En este ofertorio le pedimos al Señor que acoja el pan y el vino que, frutos de la tierra y del trabajo del hombre, hemos recibido de Él. El Señor nos permite ahora que se los devolvamos como ofrendas que, convertidas en su cuerpo y en su sangre, serán el verdadero alimento de nuestras almas. La unión tan estrecha con Cristo a través de este sacramento hará que abundemos en buenas obras y que caminemos decididamente hacia el cielo, donde disfrutaremos permanentemente de la alegría de su amistad.

Antífona de comunión

Dichosos los misericordiosos, porque ellos alcanzarán misericordia. Dichosos los limpios de corazón, porque ellos verán a Dios (Mt 5,7-8) 

         La Iglesia pone ahora a nuestra consideración la quinta y la sexta bienaventuranza. Felices los misericordiosos porque de ellos Dios tendrá misericordia, y felices los limpios de corazón porque ellos verán a Dios. El Señor ha puesto en el corazón del ser humano un profundo anhelo de felicidad y de plenitud. Cuando somos compasivos con los demás participamos de la felicidad de Dios, pues estamos imitando su comportamiento: Sed misericordiosos, como también vuestro Padre es misericordioso” (Lc 6,3). Cuando actuamos con un corazón limpio nos comportamos como niños que lo necesitan todo de su padre y participamos de la felicidad de Jesús que, como Hijo, es totalmente dependiente del Padre del cielo: Si no os volvéis cono niños no entraréis en el Reino de los cielos” (Mt 18, 3)

Oración después de la comunión

Hemos recibido, Señor, el santo sacramento, memorial perpetuo de la pasión de tu Hijo; concédenos que este don, que él mismo nos entregó con amor inefable, sea provechoso para nuestra salvación. Por Jesucristo, nuestro Señor.
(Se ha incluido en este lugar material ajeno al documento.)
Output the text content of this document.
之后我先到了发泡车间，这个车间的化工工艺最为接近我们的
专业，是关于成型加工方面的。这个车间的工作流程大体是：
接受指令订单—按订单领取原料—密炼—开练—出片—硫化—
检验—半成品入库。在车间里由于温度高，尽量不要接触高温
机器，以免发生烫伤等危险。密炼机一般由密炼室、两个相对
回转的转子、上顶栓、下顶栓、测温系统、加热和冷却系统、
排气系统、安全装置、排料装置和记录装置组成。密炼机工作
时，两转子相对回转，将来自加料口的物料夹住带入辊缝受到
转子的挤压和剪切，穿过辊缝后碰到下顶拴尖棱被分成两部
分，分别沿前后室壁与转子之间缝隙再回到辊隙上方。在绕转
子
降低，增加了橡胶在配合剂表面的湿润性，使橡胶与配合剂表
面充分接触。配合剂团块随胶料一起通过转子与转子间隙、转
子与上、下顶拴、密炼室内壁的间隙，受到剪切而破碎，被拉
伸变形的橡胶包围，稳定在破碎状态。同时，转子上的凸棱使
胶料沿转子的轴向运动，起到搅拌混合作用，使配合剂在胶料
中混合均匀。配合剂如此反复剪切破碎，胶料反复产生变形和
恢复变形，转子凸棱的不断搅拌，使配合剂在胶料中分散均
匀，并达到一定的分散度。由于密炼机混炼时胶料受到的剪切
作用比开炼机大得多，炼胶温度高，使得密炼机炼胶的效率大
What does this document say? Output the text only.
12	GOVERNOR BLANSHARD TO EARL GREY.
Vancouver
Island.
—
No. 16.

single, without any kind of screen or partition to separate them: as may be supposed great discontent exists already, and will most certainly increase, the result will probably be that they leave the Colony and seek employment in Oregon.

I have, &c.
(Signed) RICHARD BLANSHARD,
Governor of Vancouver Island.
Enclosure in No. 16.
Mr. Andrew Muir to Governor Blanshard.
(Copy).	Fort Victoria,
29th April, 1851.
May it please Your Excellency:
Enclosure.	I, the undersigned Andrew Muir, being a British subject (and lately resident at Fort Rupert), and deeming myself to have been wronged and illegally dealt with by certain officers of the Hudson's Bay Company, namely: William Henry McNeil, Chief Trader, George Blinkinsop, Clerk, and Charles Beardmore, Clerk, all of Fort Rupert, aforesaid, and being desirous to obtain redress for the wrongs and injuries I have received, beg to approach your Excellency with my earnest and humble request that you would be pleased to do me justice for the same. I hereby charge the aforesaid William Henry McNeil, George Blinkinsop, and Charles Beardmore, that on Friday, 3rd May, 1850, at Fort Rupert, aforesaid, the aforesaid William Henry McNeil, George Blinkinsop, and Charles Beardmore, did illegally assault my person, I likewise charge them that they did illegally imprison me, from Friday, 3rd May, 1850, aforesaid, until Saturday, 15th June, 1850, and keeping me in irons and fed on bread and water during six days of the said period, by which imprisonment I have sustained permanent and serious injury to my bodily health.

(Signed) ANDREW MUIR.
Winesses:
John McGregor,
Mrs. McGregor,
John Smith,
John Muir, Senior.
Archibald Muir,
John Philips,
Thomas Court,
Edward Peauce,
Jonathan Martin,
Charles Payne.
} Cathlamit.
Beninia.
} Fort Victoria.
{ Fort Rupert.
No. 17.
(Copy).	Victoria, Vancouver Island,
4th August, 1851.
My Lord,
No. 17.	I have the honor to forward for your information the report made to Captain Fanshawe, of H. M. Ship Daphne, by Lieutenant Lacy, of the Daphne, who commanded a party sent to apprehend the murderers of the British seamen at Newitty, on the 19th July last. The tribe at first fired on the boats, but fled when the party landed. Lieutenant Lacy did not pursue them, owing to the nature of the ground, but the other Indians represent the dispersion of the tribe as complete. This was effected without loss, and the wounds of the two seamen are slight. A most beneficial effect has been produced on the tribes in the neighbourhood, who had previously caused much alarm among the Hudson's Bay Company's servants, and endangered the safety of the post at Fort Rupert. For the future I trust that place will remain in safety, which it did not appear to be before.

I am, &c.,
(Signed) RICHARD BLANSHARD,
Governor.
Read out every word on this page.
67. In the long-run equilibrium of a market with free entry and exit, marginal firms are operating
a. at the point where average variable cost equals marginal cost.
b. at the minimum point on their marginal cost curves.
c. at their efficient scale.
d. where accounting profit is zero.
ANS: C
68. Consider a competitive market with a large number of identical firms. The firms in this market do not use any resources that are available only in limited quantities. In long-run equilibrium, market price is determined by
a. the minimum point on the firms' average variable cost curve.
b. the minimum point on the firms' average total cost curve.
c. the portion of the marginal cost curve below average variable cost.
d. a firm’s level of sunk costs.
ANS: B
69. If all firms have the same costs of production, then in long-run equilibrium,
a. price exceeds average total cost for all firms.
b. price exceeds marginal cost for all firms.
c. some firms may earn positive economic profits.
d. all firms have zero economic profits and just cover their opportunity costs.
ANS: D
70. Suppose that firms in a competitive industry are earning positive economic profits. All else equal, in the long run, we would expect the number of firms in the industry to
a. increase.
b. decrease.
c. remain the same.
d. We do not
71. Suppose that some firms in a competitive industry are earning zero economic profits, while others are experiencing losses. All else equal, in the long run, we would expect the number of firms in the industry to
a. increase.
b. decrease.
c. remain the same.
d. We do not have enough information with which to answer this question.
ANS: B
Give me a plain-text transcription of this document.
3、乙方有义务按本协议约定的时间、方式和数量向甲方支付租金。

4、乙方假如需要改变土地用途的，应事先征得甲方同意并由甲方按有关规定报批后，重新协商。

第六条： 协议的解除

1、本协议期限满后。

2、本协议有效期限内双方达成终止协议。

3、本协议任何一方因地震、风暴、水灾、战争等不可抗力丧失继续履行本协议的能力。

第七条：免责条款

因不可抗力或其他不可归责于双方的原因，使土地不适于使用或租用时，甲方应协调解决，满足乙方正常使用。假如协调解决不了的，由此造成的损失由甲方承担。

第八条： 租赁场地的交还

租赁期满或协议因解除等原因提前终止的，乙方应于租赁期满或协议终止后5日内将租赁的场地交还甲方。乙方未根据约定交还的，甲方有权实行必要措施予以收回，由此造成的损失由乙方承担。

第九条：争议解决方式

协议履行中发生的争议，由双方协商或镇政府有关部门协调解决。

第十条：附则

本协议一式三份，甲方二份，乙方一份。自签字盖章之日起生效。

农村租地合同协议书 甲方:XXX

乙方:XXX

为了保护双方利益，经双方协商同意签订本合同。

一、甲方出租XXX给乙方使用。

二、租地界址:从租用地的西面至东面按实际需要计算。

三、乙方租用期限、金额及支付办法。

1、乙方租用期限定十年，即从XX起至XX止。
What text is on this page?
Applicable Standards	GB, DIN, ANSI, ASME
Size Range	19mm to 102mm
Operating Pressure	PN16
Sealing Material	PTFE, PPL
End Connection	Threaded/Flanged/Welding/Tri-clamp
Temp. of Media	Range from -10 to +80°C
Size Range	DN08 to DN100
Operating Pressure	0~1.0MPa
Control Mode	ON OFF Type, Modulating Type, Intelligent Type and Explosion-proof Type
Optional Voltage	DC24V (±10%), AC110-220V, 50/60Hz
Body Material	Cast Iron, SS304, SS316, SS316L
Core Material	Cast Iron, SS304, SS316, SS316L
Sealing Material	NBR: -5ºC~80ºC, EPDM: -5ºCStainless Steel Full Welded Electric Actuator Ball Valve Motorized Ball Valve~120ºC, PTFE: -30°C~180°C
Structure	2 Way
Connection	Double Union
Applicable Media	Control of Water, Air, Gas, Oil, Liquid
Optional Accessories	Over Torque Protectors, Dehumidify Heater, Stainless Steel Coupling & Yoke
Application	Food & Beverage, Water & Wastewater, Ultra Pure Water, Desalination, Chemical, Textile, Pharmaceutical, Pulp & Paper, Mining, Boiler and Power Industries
         En la oración final pedimos a Dios que se hagan realidad en nosotros los frutos de la celebración eucarística. En la de este domingo pedimos que el don que hemos recibido al comulgar nos aproveche para nuestra salvación, es decir, para nuestra unión con Cristo. Que esta unión se haga extensiva a todas las circunstancias y momentos de nuestra vida. Que la conciencia de la presencia del Señor se convierta en una continua plegaria y en un permanente canto de alabanza. Que el amor con el que Cristo nos entregó este sacramento se traduzca en una entrega permanente al servicio y cuidado de nuestros hermanos.